Non seulement j’économise de l’espace dans mes bacs à compost, mais j’applique également le paillis à un moment où la faune et la flore du sol ont faim de matière organique et que le sol doit être protégé des pluies hivernales.

Ce mois-ci et le prochain, je planterai de jeunes plants directement dans le sol paillé et je ferai un suivi avec un paillis protecteur et conservant l’humidité de mes bacs à compost.

Si vous trouvez que vous avez besoin de soulager le compactage du sol au printemps après les pluies hivernales, ne retournez pas le sol et ne menacez pas votre population de vers; à la place, utilisez l’un des fourches écologiques de plus en plus disponibles, qui sont livrés avec de longues poignées pour manipuler les quatre ou six broches (principalement) qui sont insérées dans le sol pour agiter et «  soulever  » le sol, plutôt que de le tourner.

Une autre caractéristique de la permaculture est sa dépendance à l’égard des plantations pérennes. Bien sûr, nous sommes nombreux à cultiver déjà des plantes pérennes succulentes comme les artichauts et les asperges, mais il y en a beaucoup d’autres à essayer, dont la plupart sont cultivées depuis le Moyen Âge et sont les ancêtres de nos légumes modernes.

Apios Americana

Je ne pense pas que je lâcherai jamais mes laitues, mes pois et mes haricots verts (sans parler des tomates, des piments, des aubergines et des poivrons doux de l’été), mais il y en a plus que quelques-uns qui valent la peine d’être étudiés. :

Arroche / Chénopode bon Henri (épinards sauvages, Chenopodium bonus-henricus). Les feuilles en forme de flèche sont sucrées au printemps et cuites comme les épinards, mais deviennent de plus en plus amères à mesure que la saison avance. Vous pouvez également utiliser les capitules dans un sauté. Poirée verte à couper ‘Erbette’ (épinards perpétuels, Beta vulgaris subsp. Vulgaris var. Cicla). Une variété du patrimoine italien; vraiment une sorte de blettes, mais avec une saveur plus sucrée, plus comme les épinards. Très résistant à la sécheresse, mais bisannuel plutôt qu’une vraie vivace. Chou perpétuel de Daubenton (Brassica oleracea var. Ramosa) Un ancêtre du chou – mais pensez aux légumes-feuilles, avec une saveur de brocoli. Cueillez les feuilles au besoin: pour une récolte régulière, vous aurez besoin de plusieurs plantes. Poireau perpétuel (Allium ampeloprasum) Ces poireaux perpétuels sont plus petits que les poireaux annuels et peuvent être récoltés de janvier à décembre. Pour obtenir une base blanchie sur les feuilles, vous devez mettre les bases en terre une ou deux fois par saison. Patate de haricot (haricot de pomme de terre, Apios Americana). C’est nouveau pour moi – mais pas pour les autochtones d’Amérique du Nord! Cela ressemble à un bon substitut de pomme de terre. Membre de la famille des pois, il a besoin d’un support pour ses tiges de 2 m; les tubercules sont récoltés en hiver. Bien que la croissance supérieure soit détruite par le gel, dans les régions plus froides de la France, les tubercules devraient persister sous paillis en hiver.
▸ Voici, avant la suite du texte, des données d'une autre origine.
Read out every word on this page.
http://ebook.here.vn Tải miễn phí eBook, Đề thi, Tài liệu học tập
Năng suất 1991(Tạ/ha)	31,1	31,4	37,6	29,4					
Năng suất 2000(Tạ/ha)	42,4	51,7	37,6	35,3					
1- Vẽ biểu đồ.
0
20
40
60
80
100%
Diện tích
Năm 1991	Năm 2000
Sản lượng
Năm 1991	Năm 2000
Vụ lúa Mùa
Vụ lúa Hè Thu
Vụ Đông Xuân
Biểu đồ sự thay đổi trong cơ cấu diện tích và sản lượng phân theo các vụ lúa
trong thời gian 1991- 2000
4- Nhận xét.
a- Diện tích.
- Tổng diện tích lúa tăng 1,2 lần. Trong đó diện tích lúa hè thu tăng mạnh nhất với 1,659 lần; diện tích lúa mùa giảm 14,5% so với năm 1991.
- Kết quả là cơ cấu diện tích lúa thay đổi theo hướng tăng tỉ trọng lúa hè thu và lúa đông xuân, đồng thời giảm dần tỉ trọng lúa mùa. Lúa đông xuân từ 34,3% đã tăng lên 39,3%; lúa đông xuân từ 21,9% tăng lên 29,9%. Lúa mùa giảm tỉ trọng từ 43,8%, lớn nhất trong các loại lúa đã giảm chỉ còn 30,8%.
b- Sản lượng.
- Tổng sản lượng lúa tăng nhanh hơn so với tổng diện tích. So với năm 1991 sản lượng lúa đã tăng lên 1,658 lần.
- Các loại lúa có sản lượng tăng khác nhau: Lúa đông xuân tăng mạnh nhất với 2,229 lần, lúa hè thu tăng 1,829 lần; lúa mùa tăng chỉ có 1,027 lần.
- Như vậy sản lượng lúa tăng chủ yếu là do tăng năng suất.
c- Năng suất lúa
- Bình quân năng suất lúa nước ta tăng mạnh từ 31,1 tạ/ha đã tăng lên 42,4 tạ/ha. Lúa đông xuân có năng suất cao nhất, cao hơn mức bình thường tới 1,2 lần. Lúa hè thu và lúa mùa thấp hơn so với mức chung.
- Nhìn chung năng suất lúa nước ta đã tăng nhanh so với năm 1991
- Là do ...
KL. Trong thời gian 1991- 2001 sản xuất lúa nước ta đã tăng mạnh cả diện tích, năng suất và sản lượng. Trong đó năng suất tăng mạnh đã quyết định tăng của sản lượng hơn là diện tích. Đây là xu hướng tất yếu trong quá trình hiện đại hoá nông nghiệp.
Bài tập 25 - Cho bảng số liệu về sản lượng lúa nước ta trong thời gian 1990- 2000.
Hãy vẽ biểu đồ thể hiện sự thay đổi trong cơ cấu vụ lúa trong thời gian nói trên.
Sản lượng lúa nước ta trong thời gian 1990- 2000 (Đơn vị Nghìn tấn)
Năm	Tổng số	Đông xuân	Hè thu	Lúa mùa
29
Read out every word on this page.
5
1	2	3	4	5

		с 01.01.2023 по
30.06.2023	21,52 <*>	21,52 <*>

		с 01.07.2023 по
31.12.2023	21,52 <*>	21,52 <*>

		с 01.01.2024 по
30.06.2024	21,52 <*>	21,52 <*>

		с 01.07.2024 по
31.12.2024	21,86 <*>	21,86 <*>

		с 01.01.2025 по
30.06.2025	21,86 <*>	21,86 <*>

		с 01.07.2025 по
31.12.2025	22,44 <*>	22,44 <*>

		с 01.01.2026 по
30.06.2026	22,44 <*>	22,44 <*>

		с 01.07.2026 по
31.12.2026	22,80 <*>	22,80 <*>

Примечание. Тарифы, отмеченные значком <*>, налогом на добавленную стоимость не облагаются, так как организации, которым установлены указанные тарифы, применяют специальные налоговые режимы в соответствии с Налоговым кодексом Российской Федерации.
Ces légumes peuvent être achetés sous forme de graines ou de jeunes plants chez Graines Baumaux, Ferme de Sainte Marthe ou La Semence Bio où vous trouverez d’autres suggestions de légumes pérennes.

Si vous êtes intéressé par les semences biologiques, il vaut également la peine de regarder la gamme passionnante de Kokopelli Seeds, une entreprise créée en 1999 pour préserver la biodiversité des légumes comestibles et des plantes médicinales. Toutes leurs graines proviennent d’un réseau de producteurs biologiques et ils sont particulièrement attachés à des variétés dont les graines peuvent être conservées d’année en année par des jardiniers individuels – contrairement aux variétés F1, qui ne «se réaliseront» pas à partir de semences.